Ando abrasado por los
fuegos de España, los políticos y los otros. De estos últimos, de las hogueras del
verano, vengo a hablarles hoy. Lo hago consciente de que, al haberme retrasado
unos días en afrontar el tema, tenemos a una parte de la geografía nacional
bajo las aguas. Los del periodismo fenomenológico, ayer fuego, hoy lluvia,
mañana nieve, no caben de gozo. Qué mina para el telediario.
Pues el caso es que yo no alcanzo a comprender cómo es
posible que a un país como el nuestro se le queme en tres décadas una décima
parte de todo su territorio. Eso es lo que revelan unas estadísticas que van a ser hechas públicas un día de
estos en Bruselas, no sé exactamente cuándo. De 1980 a 2010 han quedado
reducidas a pavesas en España ni más ni menos que cinco millones, trescientas
sesenta y ocho mil, doscientas veintisiete hectáreas, de los 50,4 millones de
que consta el territorio nacional. Lo dicho: del orden de un 10 por ciento.
Viendo lo que está
pasando estos días con el proyectado “banco malo”, me pregunto cómo es posible que se haya
abusado tan impunemente de la gente, a la que, primero, se la privó de bosques
para hacer sitio al ladrillo y ahora se la obliga a pagar, con impuestos, la ruinosa
financiación de no pocos proyectos brotados de las cenizas de la pinocha, no
precisamente como si de un ave Fénix se tratara, y de su no menos ruinosa
colocación en el mercado. Porque convenido está que la mayor parte de los
incendios forestales son intencionados, criminales o no, y que los aprovechamientos
urbanísticos de los nuevos yermos estuvieron en el origen de no pocos de
aquellos fuegos. Por algo la ley prohíbe construir en ellos ahora; no ha sido
así siempre.
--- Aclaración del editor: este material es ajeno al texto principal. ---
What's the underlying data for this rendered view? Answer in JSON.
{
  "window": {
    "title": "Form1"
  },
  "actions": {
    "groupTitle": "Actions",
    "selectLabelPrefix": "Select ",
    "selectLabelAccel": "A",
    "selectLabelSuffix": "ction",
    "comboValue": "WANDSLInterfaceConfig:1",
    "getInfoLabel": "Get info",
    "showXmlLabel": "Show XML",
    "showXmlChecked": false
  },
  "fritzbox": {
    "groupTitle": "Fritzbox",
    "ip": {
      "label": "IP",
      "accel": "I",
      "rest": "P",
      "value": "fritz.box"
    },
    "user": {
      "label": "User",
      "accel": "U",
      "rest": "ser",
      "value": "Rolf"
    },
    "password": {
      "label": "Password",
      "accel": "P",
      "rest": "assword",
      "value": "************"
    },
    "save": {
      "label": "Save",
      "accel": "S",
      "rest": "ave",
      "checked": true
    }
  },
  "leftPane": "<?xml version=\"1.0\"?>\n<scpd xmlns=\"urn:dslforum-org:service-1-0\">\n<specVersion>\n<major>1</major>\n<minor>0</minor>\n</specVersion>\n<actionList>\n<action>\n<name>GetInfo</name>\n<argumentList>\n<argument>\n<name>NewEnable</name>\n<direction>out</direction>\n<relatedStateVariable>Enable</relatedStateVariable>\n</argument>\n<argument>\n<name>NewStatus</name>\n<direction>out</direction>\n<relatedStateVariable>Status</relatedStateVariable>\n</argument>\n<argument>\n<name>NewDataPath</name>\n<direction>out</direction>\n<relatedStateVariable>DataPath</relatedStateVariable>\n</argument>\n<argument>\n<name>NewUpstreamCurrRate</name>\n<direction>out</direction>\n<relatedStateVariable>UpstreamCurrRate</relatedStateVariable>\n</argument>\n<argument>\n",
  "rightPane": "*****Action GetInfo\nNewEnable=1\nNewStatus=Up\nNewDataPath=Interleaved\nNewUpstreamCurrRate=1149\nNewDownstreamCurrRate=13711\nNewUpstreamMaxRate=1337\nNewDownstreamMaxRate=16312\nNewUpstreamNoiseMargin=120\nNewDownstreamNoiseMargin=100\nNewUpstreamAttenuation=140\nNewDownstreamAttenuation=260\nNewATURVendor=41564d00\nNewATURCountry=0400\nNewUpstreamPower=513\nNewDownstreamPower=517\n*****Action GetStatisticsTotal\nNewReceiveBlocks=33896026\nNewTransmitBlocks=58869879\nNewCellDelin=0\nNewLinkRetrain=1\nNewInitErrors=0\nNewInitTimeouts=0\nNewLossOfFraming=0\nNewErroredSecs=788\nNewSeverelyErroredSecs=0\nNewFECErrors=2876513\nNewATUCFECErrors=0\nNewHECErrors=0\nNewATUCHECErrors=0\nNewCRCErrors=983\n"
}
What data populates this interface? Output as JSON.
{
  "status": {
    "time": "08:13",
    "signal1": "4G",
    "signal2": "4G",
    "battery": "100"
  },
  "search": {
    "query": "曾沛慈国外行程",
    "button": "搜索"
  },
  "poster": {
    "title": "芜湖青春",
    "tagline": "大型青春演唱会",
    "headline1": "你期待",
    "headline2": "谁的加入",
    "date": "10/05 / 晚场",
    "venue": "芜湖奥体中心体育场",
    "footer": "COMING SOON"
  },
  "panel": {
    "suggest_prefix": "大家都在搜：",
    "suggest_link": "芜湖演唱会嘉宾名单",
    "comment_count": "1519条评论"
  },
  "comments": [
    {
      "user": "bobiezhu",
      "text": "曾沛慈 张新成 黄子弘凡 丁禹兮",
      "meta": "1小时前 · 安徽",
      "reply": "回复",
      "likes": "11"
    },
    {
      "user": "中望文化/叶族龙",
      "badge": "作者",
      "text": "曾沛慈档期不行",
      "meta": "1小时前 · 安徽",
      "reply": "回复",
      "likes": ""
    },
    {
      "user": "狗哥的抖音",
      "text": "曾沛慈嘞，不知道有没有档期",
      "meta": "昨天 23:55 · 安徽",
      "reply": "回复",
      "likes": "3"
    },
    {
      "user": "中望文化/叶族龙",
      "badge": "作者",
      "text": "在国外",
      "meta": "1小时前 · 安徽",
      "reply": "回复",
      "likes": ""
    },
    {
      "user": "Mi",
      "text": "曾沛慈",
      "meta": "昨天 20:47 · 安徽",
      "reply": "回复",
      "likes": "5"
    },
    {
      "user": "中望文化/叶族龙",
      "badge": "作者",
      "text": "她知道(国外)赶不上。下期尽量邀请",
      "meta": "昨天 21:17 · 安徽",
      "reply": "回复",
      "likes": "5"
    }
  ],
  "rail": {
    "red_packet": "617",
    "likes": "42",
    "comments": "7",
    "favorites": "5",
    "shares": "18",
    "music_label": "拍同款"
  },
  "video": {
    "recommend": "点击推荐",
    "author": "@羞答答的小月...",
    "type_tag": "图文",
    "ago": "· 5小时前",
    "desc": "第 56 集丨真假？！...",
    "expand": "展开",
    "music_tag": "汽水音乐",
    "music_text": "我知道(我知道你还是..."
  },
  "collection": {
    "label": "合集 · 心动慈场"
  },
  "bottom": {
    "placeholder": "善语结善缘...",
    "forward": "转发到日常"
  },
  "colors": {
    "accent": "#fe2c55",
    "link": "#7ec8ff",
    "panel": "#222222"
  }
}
No parece aventurado aseverar que las chispas de ayer trajeron los
lodos de hoy.
Hace ya muchos años,
cuando comenzaba en esto del Periodismo, conocí a un personaje singular, Juan
Mugarza, que estaba al tanto de todos los misterios de los bosques vascos.
Llegué a él llevado por la curiosidad, en una época en la que, un día sí y otro
también, ardía un bosque en lo que todavía no era la Comunidad Autónoma Vasca. Por
aquel entonces, el ministerio de Agricultura había acuñado un eslogan feliz para
concienciar a la ciudadanía sobre la necesidad de proteger las masas forestales:
“Cuando un monte se quema, algo suyo se quema” decía el cartel, al que un semanario
satírico añadió aquello de “señor conde”, con lo que la campaña se fue al
garete.
Supe, por Mugarza, de
historias truculentas que darían para series televisivas enteras: de odios
atávicos entre agricultores y ganaderos, de torvas animosidades vecinales, de empresarios
sin escrúpulos, de propietarios forestales desaprensivos. Nada que se pudiera
probar; nada se publicó.
Pero guardo el recuerdo de
cómo Juan me contaba que se quemaban los bosques: disponiendo en lugares
estratégicos culos de botellas rotas que actuaban como lupas en momentos
determinados de periplo solar por los cielos o, incluso, introduciendo colillas
de cigarrillos encendidas en mierda de vaca seca. La boñiga se dejaba allá
donde más daño podía hacer una vez prendida, y el pirómano abandonaba con total
seguridad el lugar del crimen porque la llama tardaba en aflorar.
Canalladas de este género
son muy difíciles de descubrir “in situ”, cuando están puestas en marcha; hay
que afrontarlas en origen, con una investigación detallada de los intereses que
sobrevuelan las zonas comprometidas, el seguimiento discreto de los pirómanos y
otras prevenciones que la Guardia Civil maneja bien.
La magnitud del problema
parece mostrar que la política seguida hasta ahora no ha sido eficaz para
contenerlo. Lo único que sobrevuela esas zonas conflictivas todos los veranos
son los helicópteros y Canadairs apagafuegos, que ofrecen buenas imágenes para
el telediario, pero que no ocultan el fracaso de toda una comunidad en la contención
de uno de sus males más vergonzosos.